Published Jun 7, 2021
Self-love is a journey, and breast cancer fighter Shannen Doherty, 50, knows it full well; “I embrace me now,” she writes in her latest inspiring Instagram post.
In a world where women live the patriarchal experience of the male gaze informing beauty standards, it’s easy to fall victim to outdated ideas about age and beauty. But breast cancer survivor Doherty doesn’t buy it anymore – and we love that. Reflecting on the pressure women – particularly women in the public eye, such as actresses – feel the need to look a certain way, Doherty writes on social media:
“Watching movies tonight and noticed there were few female characters I could relate to. You know, women without fillers, without Botox, without a facelift. Women who embraced their face and all the experience it showed. I have lived. I love that I’ve lived and that my face reflects my life…”
Shannen has survived a great deal, including cancer. And she’s not shy to talk about it. She continues, “I have lived. I love that I’ve lived and that my face reflects my life. I survived a lot yes cancer but more than that. I embrace me now. Finally. Done with the perception magazines and Hollywood try to make us in to. I want to see women like me. Women like us.”
Doherty’s post prompted many supportive comments, including one from fellow fighter, Selma Blair, who is living with multiple sclerosis (MS). Blair wrote, “Just thinking time I fixed my face. Hahahah. I got the same adult face as you. Hard to sit in my hands. Haha. Love you beautiful.”
Doherty was first diagnosed with breast cancer in 2015 after finding a lump in her breast which turned out to be cancerous. Doherty had hormone therapy to fight her cancer, but it was ineffective and the cancer had spread to her lymph nodes.
For treatment, Doherty underwent single mastectomy and also had chemotherapy and radiation. After going into remission, she announced in February 2020 that her cancer returned, and this time it had spread to other parts of her body.
Surgery is a common treatment path for many people fighting breast cancer.

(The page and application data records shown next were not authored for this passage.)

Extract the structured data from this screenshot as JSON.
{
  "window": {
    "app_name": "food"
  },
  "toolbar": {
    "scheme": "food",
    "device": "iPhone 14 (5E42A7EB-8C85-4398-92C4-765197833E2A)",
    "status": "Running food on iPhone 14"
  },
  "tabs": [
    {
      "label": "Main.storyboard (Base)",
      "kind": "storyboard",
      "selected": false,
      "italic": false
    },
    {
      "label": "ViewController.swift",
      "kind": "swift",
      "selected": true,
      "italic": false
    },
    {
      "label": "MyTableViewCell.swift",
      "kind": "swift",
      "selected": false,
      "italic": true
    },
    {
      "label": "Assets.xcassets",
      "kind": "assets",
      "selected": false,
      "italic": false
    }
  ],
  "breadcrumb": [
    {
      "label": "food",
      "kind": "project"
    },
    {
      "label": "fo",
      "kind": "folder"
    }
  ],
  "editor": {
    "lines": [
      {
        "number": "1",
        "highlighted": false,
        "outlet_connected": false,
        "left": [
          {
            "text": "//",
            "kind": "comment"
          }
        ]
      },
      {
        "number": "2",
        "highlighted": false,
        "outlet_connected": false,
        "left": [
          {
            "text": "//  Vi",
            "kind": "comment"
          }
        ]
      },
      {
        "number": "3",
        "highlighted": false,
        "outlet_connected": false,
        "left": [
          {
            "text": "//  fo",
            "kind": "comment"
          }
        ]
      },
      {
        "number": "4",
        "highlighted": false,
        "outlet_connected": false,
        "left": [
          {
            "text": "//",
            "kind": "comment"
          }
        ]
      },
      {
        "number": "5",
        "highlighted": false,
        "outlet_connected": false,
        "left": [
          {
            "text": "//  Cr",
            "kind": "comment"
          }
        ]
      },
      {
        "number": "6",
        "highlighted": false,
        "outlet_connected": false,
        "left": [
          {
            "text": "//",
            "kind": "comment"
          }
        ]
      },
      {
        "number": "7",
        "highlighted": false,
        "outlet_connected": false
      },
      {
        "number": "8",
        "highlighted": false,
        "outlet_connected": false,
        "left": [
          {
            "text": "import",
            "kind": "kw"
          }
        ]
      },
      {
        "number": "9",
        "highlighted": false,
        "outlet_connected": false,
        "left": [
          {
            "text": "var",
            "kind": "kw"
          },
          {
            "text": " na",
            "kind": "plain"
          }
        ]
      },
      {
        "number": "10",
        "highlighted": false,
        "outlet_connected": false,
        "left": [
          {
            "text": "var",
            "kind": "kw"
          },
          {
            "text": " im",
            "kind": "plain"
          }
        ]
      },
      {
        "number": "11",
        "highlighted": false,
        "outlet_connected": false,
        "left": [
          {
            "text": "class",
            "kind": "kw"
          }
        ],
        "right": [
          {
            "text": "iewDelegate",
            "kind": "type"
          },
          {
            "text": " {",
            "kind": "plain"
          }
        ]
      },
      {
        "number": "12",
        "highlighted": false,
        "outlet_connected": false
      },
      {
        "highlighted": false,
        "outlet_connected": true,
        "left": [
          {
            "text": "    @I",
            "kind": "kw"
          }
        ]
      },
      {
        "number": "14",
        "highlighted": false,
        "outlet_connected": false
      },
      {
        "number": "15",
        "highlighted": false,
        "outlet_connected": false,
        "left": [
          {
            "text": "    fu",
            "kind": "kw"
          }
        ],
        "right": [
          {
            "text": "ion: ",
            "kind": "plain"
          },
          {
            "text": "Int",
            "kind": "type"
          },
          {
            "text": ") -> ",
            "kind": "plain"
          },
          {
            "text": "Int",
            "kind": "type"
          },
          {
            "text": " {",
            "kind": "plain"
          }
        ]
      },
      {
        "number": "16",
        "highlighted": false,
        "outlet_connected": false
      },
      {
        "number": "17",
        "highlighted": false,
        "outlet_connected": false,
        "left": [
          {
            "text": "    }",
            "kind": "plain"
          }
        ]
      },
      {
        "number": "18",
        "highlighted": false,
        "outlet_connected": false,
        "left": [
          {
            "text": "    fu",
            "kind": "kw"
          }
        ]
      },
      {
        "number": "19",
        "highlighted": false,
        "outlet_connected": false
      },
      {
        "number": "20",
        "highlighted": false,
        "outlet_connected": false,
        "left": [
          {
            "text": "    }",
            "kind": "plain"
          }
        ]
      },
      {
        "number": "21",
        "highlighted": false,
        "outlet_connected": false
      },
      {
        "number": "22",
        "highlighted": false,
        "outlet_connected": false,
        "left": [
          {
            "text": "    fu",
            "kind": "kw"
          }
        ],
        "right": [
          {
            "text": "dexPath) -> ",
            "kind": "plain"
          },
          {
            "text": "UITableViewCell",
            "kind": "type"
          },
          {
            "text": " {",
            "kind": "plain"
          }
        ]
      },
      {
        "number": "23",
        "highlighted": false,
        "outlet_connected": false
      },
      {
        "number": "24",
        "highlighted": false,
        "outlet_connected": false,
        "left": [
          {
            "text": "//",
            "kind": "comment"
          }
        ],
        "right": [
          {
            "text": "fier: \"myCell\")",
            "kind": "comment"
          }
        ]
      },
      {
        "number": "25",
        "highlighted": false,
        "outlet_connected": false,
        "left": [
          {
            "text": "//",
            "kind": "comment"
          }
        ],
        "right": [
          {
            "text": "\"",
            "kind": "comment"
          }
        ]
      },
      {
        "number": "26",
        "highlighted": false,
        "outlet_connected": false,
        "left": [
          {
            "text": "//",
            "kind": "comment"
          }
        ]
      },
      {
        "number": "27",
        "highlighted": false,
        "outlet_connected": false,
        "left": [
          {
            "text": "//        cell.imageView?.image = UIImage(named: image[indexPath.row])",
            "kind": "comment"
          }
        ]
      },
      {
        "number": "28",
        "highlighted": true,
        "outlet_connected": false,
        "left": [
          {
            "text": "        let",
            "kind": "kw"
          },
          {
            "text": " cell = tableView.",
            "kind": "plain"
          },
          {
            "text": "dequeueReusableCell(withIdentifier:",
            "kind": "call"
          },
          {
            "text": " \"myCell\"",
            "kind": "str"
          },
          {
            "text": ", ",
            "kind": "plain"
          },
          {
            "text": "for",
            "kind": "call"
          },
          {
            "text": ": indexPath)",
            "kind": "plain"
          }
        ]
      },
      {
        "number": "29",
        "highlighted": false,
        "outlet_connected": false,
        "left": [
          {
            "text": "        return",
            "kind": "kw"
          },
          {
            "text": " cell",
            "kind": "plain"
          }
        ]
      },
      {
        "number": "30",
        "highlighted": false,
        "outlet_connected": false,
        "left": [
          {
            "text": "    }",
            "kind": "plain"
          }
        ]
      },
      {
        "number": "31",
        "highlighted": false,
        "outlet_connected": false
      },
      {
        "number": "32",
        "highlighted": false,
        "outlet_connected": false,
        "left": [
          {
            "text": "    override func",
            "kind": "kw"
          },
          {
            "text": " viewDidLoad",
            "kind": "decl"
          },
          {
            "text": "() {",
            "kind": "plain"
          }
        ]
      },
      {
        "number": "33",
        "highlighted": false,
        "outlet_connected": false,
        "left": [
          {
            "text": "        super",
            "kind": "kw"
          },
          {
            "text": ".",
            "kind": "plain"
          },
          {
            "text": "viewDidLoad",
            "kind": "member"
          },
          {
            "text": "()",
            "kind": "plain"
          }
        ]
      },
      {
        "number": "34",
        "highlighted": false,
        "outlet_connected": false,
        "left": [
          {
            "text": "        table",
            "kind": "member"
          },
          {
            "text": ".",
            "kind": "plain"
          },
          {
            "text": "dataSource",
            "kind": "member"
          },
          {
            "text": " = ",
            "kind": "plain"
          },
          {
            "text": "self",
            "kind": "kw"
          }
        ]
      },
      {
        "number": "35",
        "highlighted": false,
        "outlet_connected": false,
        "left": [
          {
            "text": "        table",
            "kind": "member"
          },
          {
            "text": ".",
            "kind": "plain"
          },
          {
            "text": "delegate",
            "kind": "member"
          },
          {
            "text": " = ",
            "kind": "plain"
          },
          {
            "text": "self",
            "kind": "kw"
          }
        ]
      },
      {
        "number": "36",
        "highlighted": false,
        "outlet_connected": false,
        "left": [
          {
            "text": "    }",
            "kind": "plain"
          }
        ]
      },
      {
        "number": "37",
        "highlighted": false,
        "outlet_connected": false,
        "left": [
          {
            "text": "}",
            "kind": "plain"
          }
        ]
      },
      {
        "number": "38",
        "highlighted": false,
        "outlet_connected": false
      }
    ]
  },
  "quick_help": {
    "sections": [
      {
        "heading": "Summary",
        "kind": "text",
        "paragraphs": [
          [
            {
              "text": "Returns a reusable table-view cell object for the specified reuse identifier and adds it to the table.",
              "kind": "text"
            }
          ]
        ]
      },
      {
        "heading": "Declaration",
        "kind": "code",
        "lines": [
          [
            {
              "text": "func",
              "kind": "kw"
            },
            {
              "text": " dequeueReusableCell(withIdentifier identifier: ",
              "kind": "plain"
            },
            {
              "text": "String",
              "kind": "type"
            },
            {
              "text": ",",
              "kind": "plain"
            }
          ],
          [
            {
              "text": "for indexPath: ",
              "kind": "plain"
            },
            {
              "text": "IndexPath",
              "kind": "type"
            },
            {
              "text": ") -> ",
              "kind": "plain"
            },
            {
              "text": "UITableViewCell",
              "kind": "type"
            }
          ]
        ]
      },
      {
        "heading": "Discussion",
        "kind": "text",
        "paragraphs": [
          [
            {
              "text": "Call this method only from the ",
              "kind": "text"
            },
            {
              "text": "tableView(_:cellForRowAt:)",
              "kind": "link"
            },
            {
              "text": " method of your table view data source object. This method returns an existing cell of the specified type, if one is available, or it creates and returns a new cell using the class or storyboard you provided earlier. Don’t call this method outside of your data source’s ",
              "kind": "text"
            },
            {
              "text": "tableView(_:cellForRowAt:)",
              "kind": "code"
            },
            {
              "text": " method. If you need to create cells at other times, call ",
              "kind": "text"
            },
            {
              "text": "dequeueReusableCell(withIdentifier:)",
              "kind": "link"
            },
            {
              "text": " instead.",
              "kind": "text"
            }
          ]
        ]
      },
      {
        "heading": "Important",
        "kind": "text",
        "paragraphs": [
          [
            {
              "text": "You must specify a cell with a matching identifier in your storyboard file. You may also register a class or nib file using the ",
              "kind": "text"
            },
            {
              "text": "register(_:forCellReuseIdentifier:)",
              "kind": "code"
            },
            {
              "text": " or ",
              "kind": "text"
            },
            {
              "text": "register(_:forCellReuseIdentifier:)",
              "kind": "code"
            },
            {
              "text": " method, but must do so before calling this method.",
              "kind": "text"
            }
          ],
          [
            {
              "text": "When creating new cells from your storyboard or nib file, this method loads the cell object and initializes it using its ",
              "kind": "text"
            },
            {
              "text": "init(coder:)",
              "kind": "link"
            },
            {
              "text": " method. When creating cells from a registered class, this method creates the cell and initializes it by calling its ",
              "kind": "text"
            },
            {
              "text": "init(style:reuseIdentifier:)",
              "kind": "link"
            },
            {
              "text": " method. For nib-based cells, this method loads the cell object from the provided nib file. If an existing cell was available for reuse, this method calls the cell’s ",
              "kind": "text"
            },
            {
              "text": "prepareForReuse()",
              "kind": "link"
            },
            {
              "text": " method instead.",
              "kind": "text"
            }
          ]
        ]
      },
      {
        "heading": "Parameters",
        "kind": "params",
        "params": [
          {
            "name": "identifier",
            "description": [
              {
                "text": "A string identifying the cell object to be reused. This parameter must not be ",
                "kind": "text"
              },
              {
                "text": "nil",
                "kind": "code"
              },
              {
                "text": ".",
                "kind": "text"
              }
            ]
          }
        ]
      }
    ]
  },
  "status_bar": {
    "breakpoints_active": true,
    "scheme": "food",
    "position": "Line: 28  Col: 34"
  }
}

In an earlier interview, Dr. Ann Partridge, an oncologist at the Dana-Farber Cancer Institute explains the path to surgery. She says, “So when I talk to a woman who comes to me and she has breast cancer, I evaluate what the standard options for treatment for her are, which typically include cutting out the cancer– which is either a lumpectomy if you can get it all with just a little scooping around of the area that’s abnormal or a mastectomy for some women meaning taking the full breast because sometimes these lesions can be very extensive in the breast.”
For many women who undergo surgery to fight their breast cancer, like Doherty did, it can be a traumatic experience, initially. Other effects of cancer treatment, such as losing your hair while going through chemotherapy, are equally emotionally taxing. In spite of the forces working against you – like the public perception of beauty – it’s possible to, and important to, love yourself through cancer. And those who truly care about you will love you for exactly who you are, and exactly how you look.
Breast cancer survivor and author Laura Morton says that she’s transparent with those she’s dating, and feels confident with how she looks. “When it comes to being intimate with someone,” says Morton, “I do tell them about my cancer because it is a part of who I am.”
Morton is proud of her journey, saying, “It’s not anything that I feel any shame about. It’s nothing that I feel any regrets about. And if anything, I need them to know I don’t have a lot of feeling there. I have a little feeling, but it’s not what it used to be.” Morton credits her confidence for allowing her to be so open with people she’s dating.
“If you are dating somebody who has empathy, who understands that the warrior mode that you had to go into, then it’s all good,” she says. “And if you’re with somebody who has an issue with it, quite frankly, why are you with that person? Yeah, I mean, show them the door.”